Well I'm going to say your gauge is wrong... If your engine had no oil pressure at that RPM for over I'd say 30 seconds, it'd be fried and locked up.


----------



## BoBakTXL (Aug 30, 2004)

uhhh....
so dont worry about it?

is it safe to stay at 4000 rpms for like 20 mins (going 100 mph on freeway for 20 mins) or am i risking blowing the motor up?


----------



## asleepz (Feb 24, 2004)

well like I said, if you can even get the engine up that high without it instantly shutting down and locking up you have oil pressure. An engine doesn't last long with it. I'd say your gauge, wiring, or sending unit is screwed.

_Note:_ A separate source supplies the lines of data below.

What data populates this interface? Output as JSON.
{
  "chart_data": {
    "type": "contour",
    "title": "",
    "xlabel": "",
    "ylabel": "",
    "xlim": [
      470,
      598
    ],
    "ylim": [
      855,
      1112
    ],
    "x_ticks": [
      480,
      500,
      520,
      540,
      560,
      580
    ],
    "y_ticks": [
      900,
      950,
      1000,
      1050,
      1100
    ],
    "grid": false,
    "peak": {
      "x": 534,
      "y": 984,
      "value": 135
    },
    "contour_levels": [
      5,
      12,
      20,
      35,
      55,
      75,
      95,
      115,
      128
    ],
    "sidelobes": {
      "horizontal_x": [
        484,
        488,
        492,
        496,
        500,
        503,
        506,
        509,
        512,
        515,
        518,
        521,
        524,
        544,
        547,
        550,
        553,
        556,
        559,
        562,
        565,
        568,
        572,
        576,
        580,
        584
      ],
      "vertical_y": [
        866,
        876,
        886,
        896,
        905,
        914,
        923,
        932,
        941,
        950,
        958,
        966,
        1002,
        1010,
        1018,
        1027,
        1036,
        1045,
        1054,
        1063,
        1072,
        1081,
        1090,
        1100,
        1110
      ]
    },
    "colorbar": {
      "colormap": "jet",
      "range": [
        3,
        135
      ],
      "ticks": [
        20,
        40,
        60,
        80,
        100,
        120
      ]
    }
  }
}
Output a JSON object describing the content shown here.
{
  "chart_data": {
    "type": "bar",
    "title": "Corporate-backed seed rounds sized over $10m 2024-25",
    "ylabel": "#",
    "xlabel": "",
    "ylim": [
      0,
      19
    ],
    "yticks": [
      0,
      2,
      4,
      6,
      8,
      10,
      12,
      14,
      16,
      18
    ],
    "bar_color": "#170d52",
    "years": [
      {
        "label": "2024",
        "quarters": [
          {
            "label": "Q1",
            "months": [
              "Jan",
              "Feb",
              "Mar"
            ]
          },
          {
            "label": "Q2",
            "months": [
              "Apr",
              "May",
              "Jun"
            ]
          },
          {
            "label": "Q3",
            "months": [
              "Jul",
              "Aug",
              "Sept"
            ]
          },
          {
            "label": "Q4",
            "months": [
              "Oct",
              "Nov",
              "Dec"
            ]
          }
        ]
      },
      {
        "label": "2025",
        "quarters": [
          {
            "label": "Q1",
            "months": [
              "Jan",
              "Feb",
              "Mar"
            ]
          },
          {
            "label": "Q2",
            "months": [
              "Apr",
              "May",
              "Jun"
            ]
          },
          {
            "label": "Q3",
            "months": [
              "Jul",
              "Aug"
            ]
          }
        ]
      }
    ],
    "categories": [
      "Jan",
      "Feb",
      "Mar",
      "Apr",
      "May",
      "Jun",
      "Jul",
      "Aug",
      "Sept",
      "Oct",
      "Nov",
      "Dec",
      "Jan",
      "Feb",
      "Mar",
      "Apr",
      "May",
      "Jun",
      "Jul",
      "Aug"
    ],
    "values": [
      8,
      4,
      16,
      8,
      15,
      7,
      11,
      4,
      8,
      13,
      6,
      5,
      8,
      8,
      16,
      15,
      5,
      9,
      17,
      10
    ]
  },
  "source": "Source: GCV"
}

If it has done it multiple times and you haven't had a problem your ok.


----------



## jmcguire (Sep 16, 2004)

Change your oil sending unit.If you can't find it I will look it up in my shop manual.Let me know . Jamie


----------



## asleepz (Feb 24, 2004)

It's on the left side of the oil filter...


----------



## Marc Z31 (Jul 25, 2004)

The sending unit almost always gets gunked up and reads incorrectly on Z31's. Get a new one or clean the old one


----------



## ICP Sux0rZ! (Jan 10, 2005)

bobak u saw my video, i was doing that for prolly 100+ miles over 90 the whole time my car runs fine, no lost oil


----------



## asleepz (Feb 24, 2004)

The point of changing out the oil pressure gauge with an aftermarket one has been brought about countless times. Can anyone provide a parts list of everything you need to do it?


----------